Aber genau diese spekulative Option funktioniert nun bei UMTS nicht mehr,
weil die »verbrannten« Vorauskosten zu groß sind. Das Verhältnis von
Kosten und Gewinn kehrt sich auch auf der spekulativen Ebene um. Diese
Entwicklung hat sich schon seit längerem bei den großen
Übernahmeschlachten angedeutet. Die Preise für das Erlangen so
genannter »strategischer Optionen« beginnen die möglichen spekulativen
Gewinne zu übersteigen; das UMTS-Projekt ist dafür nur ein besonders
drastisches Beispiel.
Daher ist es nicht auszuschließen, dass sich die UMTS-Auktionen
mittelfristig als Debakel erweisen könnten. Denn die beteiligten
Unternehmen der Telekom-Sparte sind als defizitäre ehemalige
Staatsbetriebe schon hoch verschuldet in den Markt entlassen worden. Die
riesigen Auslands-Aquisitionen im Zuge der Globalisierung vergrößerten das
Schuldenloch, das nun wegen des UMTS-Abenteuers umso bedrohlicher
klafft.
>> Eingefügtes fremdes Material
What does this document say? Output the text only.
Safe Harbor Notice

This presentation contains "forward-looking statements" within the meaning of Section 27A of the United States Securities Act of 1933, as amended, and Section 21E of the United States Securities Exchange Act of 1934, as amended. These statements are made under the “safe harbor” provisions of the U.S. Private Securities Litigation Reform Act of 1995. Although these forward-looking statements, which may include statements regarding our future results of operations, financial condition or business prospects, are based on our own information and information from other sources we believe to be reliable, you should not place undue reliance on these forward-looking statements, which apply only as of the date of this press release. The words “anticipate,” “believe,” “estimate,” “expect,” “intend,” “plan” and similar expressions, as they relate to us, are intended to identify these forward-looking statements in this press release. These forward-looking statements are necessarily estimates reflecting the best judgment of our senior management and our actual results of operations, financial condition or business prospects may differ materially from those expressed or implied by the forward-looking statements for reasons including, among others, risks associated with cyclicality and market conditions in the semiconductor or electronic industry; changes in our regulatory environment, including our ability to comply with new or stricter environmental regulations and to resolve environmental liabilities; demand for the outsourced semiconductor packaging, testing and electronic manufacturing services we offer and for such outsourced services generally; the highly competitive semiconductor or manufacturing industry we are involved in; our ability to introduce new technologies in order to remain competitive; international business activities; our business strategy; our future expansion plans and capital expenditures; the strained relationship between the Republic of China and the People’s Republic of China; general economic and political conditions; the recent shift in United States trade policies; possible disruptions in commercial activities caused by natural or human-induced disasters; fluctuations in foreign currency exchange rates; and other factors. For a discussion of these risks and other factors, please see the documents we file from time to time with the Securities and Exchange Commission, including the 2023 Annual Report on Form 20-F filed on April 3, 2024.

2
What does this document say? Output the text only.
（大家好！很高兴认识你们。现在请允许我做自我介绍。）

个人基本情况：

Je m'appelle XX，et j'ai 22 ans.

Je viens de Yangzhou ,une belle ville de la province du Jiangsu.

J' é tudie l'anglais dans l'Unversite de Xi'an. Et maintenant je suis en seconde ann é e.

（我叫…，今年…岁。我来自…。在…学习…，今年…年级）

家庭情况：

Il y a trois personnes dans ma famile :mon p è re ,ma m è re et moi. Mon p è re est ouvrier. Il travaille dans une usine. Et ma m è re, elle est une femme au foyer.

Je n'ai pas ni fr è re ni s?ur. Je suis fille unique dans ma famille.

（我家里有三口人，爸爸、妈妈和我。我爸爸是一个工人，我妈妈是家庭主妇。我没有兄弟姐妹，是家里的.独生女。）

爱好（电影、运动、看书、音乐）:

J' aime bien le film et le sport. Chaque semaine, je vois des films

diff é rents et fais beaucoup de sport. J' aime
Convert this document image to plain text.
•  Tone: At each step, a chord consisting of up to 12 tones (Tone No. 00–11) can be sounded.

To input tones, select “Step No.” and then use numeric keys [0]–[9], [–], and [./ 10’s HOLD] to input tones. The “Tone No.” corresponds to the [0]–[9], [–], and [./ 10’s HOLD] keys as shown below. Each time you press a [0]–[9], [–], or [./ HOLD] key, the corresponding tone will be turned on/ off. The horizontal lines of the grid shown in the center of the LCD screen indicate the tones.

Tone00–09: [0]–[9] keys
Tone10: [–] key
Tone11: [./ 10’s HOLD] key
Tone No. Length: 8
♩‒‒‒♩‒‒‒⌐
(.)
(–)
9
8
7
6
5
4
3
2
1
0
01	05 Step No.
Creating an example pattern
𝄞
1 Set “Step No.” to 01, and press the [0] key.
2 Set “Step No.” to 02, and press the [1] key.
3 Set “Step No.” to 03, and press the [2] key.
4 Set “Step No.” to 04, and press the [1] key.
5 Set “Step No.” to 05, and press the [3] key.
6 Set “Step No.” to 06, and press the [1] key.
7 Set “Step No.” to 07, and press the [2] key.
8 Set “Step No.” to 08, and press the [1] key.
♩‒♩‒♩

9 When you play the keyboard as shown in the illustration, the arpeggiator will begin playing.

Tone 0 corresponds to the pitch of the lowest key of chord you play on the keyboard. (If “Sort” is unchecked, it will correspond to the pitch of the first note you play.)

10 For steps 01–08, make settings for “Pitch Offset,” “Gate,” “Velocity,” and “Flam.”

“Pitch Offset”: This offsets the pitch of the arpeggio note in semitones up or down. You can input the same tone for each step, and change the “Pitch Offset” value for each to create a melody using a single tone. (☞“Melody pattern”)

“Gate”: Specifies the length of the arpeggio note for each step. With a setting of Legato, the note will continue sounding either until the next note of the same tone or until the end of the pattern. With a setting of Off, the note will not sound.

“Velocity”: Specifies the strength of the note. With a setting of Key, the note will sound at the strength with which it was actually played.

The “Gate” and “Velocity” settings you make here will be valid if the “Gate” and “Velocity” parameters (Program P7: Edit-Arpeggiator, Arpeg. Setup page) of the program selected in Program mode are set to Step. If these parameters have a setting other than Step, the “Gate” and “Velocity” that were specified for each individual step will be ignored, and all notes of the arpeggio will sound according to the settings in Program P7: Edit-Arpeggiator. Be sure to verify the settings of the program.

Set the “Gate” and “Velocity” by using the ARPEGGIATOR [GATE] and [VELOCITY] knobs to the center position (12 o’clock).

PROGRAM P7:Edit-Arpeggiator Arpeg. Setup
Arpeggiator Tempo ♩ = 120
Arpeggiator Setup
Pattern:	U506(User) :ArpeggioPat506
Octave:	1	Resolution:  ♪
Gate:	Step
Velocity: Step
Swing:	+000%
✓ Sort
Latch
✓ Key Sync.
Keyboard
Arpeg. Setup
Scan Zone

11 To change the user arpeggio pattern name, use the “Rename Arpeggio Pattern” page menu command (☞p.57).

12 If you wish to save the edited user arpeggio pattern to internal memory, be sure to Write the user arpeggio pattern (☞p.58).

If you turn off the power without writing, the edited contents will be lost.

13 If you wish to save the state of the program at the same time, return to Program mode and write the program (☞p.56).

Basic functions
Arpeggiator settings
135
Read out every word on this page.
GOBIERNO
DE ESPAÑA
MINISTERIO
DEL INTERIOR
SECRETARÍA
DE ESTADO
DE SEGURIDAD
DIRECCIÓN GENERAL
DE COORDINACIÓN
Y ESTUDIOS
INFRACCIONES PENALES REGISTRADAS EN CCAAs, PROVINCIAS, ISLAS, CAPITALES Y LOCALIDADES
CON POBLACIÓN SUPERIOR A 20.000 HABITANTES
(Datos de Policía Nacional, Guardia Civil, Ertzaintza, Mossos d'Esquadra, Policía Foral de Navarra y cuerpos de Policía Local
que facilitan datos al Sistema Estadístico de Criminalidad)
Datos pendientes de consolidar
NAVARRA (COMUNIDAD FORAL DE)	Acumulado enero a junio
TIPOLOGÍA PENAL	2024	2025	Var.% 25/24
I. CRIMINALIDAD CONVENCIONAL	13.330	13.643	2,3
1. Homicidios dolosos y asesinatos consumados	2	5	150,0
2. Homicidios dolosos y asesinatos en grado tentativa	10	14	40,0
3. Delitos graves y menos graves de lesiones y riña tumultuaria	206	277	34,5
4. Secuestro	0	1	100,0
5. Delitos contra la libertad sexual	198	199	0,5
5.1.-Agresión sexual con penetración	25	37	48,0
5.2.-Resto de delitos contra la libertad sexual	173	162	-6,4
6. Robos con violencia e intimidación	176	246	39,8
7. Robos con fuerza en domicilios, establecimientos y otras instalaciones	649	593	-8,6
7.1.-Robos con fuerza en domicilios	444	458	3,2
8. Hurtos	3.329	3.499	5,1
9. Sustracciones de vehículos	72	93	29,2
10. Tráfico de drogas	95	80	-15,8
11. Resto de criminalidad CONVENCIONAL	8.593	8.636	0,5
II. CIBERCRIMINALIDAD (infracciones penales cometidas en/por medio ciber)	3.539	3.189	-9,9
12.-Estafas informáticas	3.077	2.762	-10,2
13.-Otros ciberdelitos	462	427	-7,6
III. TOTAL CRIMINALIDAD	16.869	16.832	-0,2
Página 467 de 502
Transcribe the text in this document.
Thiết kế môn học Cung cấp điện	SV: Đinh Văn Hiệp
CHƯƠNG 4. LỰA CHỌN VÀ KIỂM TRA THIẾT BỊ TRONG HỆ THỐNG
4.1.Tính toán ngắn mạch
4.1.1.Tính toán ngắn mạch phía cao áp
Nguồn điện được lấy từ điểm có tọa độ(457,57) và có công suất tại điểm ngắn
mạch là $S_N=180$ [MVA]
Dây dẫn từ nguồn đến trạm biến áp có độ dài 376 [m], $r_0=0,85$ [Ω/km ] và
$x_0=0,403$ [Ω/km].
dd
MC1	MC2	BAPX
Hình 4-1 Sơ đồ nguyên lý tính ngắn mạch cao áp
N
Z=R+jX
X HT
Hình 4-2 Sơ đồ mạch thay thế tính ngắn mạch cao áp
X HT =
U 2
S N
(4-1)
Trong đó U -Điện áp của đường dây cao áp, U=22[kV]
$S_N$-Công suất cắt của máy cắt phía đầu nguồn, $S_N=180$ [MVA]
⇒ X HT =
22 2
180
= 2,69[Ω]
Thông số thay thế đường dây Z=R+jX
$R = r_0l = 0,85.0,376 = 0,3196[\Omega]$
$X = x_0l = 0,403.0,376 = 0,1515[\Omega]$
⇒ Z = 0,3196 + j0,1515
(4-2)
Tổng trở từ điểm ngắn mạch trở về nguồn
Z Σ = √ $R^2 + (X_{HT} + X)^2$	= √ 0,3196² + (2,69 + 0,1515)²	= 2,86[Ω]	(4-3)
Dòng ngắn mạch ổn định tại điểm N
Da in dieser Kosten- und Schuldenfalle auch die spekulativen
Gewinne ausbleiben, sucht sich das Management in Unternehmensanleihen
zu retten. Doch die gigantische Verschuldung bei gleichzeitigem Absacken
ihrer Börsenwerte führt dazu, dass die Rating-Agenturen ihre Bonität
herunterstufen. Folglich müssen die Telekom-Konzerne zu allem Überfluß für
diese Anleihen überhöhte Zinsen bezahlen. Die Deutsche Telekom hat im
Juli 2000 mit 16 Milliarden Euro die größte Unternehmensanleihe aller Zeiten
aufgelegt.
Auch in dieser Hinsicht nimmt der Telekomsektor nur eine allgemeine
Entwicklung vorweg. Das heraufziehende Überangebot von
Unternehmensanleihen der hochverschuldeten New Economy hat bereits zu
einer inversen Zinsstruktur geführt: kurzfristige Papiere bringen mehr
Zinsen als langfristige - ein untrügliches Zeichen für eine baldige
»Korrektur« mit anschließender Rezession. Die zu erwartende große Pleite
einiger Telekom-Konzerne könnte der Auslöser sein.